Traditionally, this card shows a person on horseback, doing a victory lap while sporting a crown of laurels. Chronologically wedged between the Five of Wands (a card that is often about internal struggle) and the Seven of Wands (a card about how such tumult often manifests externally), the Six of Wands tells a story about how success can be, and often is, a moment in time between those that feel like its polar opposite.
A myth persists that achievement — and often life itself — is a linear operation. Jump from A to B to C, leveling up along the way. It works this way for absolutely no one. There is always a detour or a plot twist, even if it’s not readily visible.
Even among my most supportive loved ones, the focus is often on the outward signs of victory — the do-to list stuff. “Any new work?” they’ll ask. “Any new writing?” Never does anyone ask, “How’s your social anxiety? Any recent conversations that you didn’t repeat inside your head for hours afterward, wondering if you said something dumb?”
But just because something isn’t easily recognized doesn’t mean it doesn’t count. The Six of Wands wishes to remind us that our personal victories can, and often are, worth even more than those that come with accolades.

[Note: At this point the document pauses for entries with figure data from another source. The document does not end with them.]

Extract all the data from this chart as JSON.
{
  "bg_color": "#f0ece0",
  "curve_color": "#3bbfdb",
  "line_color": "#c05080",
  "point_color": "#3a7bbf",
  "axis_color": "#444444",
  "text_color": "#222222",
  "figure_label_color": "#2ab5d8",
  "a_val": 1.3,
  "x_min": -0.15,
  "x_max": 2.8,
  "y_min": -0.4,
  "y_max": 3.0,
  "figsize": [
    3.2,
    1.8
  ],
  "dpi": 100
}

Too often, we conflate triumph with gold medals and cash prizes. But growth is often a slow, ungainly process happening just outside our view.
So this week, ask yourself: Did you step outside your comfort zone? Did you speak your mind? Did you apply for a new job? Did you go on a blind date? Did you take a class? Did you help a stranger? Did you learn something new? Did you listen with care? Did you offer a hand? Did you take a step? Did you try your best? Did you offer yourself some kindness?

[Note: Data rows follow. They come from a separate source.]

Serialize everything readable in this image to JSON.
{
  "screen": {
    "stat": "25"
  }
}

There is lots to do and lots more to learn. But for now, be still for long enough to land inside this moment. Celebrate how far you’ve come.
About the card of the week, I had been thinking about this lately. Bloody hell, we survived so much shit these past years, as a society and each one in their personal lives. We should give ourselves a collective pat on our backs, if you ask me.
Thanks. I needed that reminder to look a little closer for good things I’ve accomplished in these past couple of miserable, frustrating weeks.